Urknall-Experiment gelungen "Ein Schritt ins Unbekannte"

Genf (RP). Ein Meilenstein in der Physik: Wissenschaftlern ist es erstmals gelungen, Teilchen mit fast 300.000 km pro Sekunde aufeinander prallen zu lassen. In den Trümmern erwarten sie Informationen zum Aufbau des Universums.

Einer internationalen Wissenschaftlergruppe ist der erste Schritt zur Simulation der Zustände nach dem Urknall, der Geburtsstunde des Weltalls, gelungen. In einem Experiment am europäischen Kernforschungszentrum Cern bei Genf ließen sie Wasserstoffteilchen mit einer Energie von 3,5 Tera-Elektronen-Volt (TeV) aufeinander zu rasen. Die Teilchen wurden in der 27 Kilometer langen Röhre tief unter der Erde damit auf das dreieinhalbfache dessen beschleunigt, was bisher auf der Erde möglich war ­ nahe Lichtgeschwindigkeit. In einer Sekunde fliegen sie elf Tausend Mal durch die Anlage.

Die Kollisionen sind der bisherige Höhepunkt des knapp sieben Milliarden Euro teuren und auf Jahre geplanten Experiments. "Das ist ein Schritt ins Unbekannte. Wir machen etwas, was noch kein Mensch zuvor getan hat”, sagte Cern-Forschungsdirektor Sergio Bertolucci. In den weiteren Aufbaustufen soll der Energiegehalt der Teilchen beim Zusammenprall bis auf 14 TeV erhöht werden ­ damit kämen die Physiker näher in den Bereich dessen, was beim Urknall vermutet wird.

Auswertung wird Monate dauern

Die Trümmer aus dem Zusammenprall der Teilchen werden von vier unterschiedlichen Detektoren registriert und untersucht. Es wird Monate und Jahre dauern, bis die Forscher wissen, welche genauen Erkenntnisse das gelungene Experiment liefert. Nach einer Panne im September 2008 hatte der Teilchenbeschleuniger noch einmal für 30 Millionen Euro repariert werden müssen.

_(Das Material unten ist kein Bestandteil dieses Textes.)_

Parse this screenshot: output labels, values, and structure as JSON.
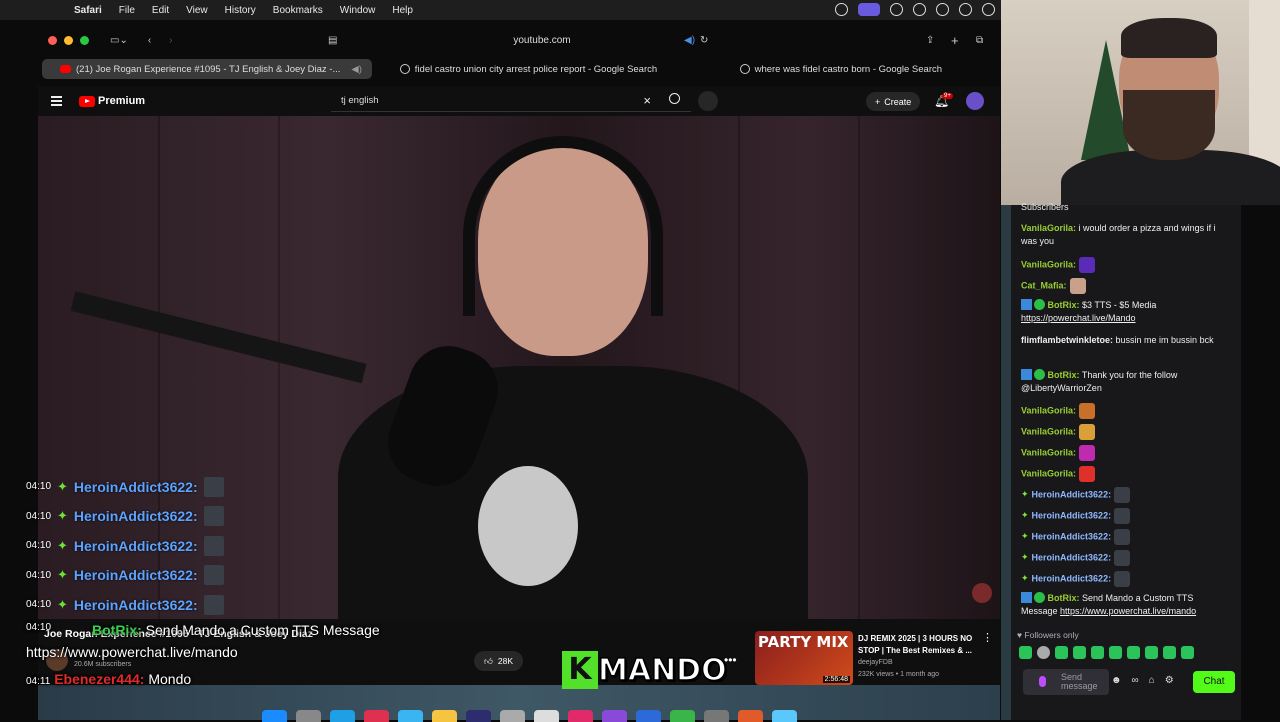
{
  "menubar": {
    "app": "Safari",
    "items": [
      "File",
      "Edit",
      "View",
      "History",
      "Bookmarks",
      "Window",
      "Help"
    ]
  },
  "browser": {
    "url": "youtube.com",
    "tabs": [
      {
        "title": "(21) Joe Rogan Experience #1095 - TJ English & Joey Diaz -...",
        "active": true
      },
      {
        "title": "fidel castro union city arrest police report - Google Search",
        "active": false
      },
      {
        "title": "where was fidel castro born - Google Search",
        "active": false
      }
    ]
  },
  "youtube": {
    "logo": "Premium",
    "search_value": "tj english",
    "create_label": "Create",
    "notif_count": "9+",
    "video_title": "Joe Rogan Experience #1095 - TJ English & Joey Diaz",
    "subscribers": "20.6M subscribers",
    "likes": "28K",
    "rec": {
      "thumb_text": "PARTY MIX",
      "duration": "2:56:48",
      "title": "DJ REMIX 2025 | 3 HOURS NO STOP | The Best Remixes & ...",
      "channel": "deejayFDB",
      "views": "232K views • 1 month ago"
    }
  },
  "overlay_chat": {
    "rows": [
      {
        "time": "04:10",
        "user": "HeroinAddict3622:"
      },
      {
        "time": "04:10",
        "user": "HeroinAddict3622:"
      },
      {
        "time": "04:10",
        "user": "HeroinAddict3622:"
      },
      {
        "time": "04:10",
        "user": "HeroinAddict3622:"
      },
      {
        "time": "04:10",
        "user": "HeroinAddict3622:"
      }
    ],
    "bot_line_time": "04:10",
    "bot_user": "BotRix:",
    "bot_text": "Send Mando a Custom TTS Message",
    "bot_link": "https://www.powerchat.live/mando",
    "last_time": "04:11",
    "last_user": "Ebenezer444:",
    "last_text": "Mondo"
  },
  "stream_logo": {
    "k": "K",
    "name": "MANDO"
  },
  "chat": {
    "header": "Subscribers",
    "messages": [
      {
        "user": "VanilaGorila:",
        "text": "i would order a pizza and wings if i was you"
      },
      {
        "user": "VanilaGorila:",
        "text": ""
      },
      {
        "user": "Cat_Mafia:",
        "text": ""
      },
      {
        "user": "BotRix:",
        "text": "$3 TTS - $5 Media",
        "link": "https://powerchat.live/Mando"
      },
      {
        "user": "flimflambetwinkletoe:",
        "text": "bussin me im bussin bck"
      },
      {
        "user": "BotRix:",
        "text": "Thank you for the follow @LibertyWarriorZen"
      },
      {
        "user": "VanilaGorila:",
        "text": ""
      },
      {
        "user": "VanilaGorila:",
        "text": ""
      },
      {
        "user": "VanilaGorila:",
        "text": ""
      },
      {
        "user": "VanilaGorila:",
        "text": ""
      },
      {
        "user": "HeroinAddict3622:",
        "text": ""
      },
      {
        "user": "HeroinAddict3622:",
        "text": ""
      },
      {
        "user": "HeroinAddict3622:",
        "text": ""
      },
      {
        "user": "HeroinAddict3622:",
        "text": ""
      },
      {
        "user": "HeroinAddict3622:",
        "text": ""
      },
      {
        "user": "BotRix:",
        "text": "Send Mando a Custom TTS Message",
        "link": "https://www.powerchat.live/mando"
      }
    ],
    "followers_only": "Followers only",
    "input_placeholder": "Send message",
    "chat_button": "Chat"
  },
  "colors": {
    "kick_green": "#53fc18",
    "yt_red": "#ff0000"
  }
}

Zwei kleine technische Fehler hatten das Experiment gestern ins Stocken gebracht. Erst gab es Probleme mit der Energieversorgung, dann bremste ein Sicherheitssystem die Maschine irrtümlicherweise aus. Das Geschehen im Kontrollraum in Genf konnte weltweit via Internet verfolgt werden. 13:06 Uhr meldeten die Detektoren die erste erfolgreiche Kollision. "Einige der Kollisions-Ereignisse sind spektakulär. Die dritte Kollision, die ich auf dem Monitor gesehen habe, war unglaublich”, schwärmte US-Physiker Michael Barnett im Kontrollraum.

Forscher erwarten neue Elementarteilchen

Die Physiker interessieren sich besonders für die Zerfallsprodukte, die aus dem Zusammenprall entstehen. Sie erwarten viele neue Elementarteilchen, die bisher noch nicht beobachtet werden konnten. "Es ist möglich, etwas völlig Neues zu entdecken, das extrem wichtig für die Menschheit sein könnte”, sagte Cern-Forschungsdirektor Sergio Bertolucci. "Wir werden das mehrere Male in der kommenden Woche wiederholen und hunderte Mal im Verlauf des Jahres.” 2012 soll dann die nächste Ausbaustufe des Teilchenbeschleunigers aufgebaut werden.

Das erste Ziel der Suche ist das so genannte "Higgs-Boson”, dessen Existenz bereits von 40 Jahren vorhergesagt wurde. Es ist ein wichtiger Bestandteil vieler Theorien zum Aufbau der Materie und zur Geburt des Universums, aber: Es wurde noch nie nachgewiesen ­ vermutlich war die Energie der bisherigen Experimente dafür zu niedrig. Noch spannender wird allerdings die Suche nach der sogenannten noch unbekannten "dunklen Materie”, die weite Teile des Universums ausmacht. Gegner des Experiments hatten deshalb vor den Folgen gewarnt. Es sei nicht absehbar, was bei diesen Versuchen entstehe ­ im schlimmsten Fall "schwarze Löcher”, die die Erde verschlucken.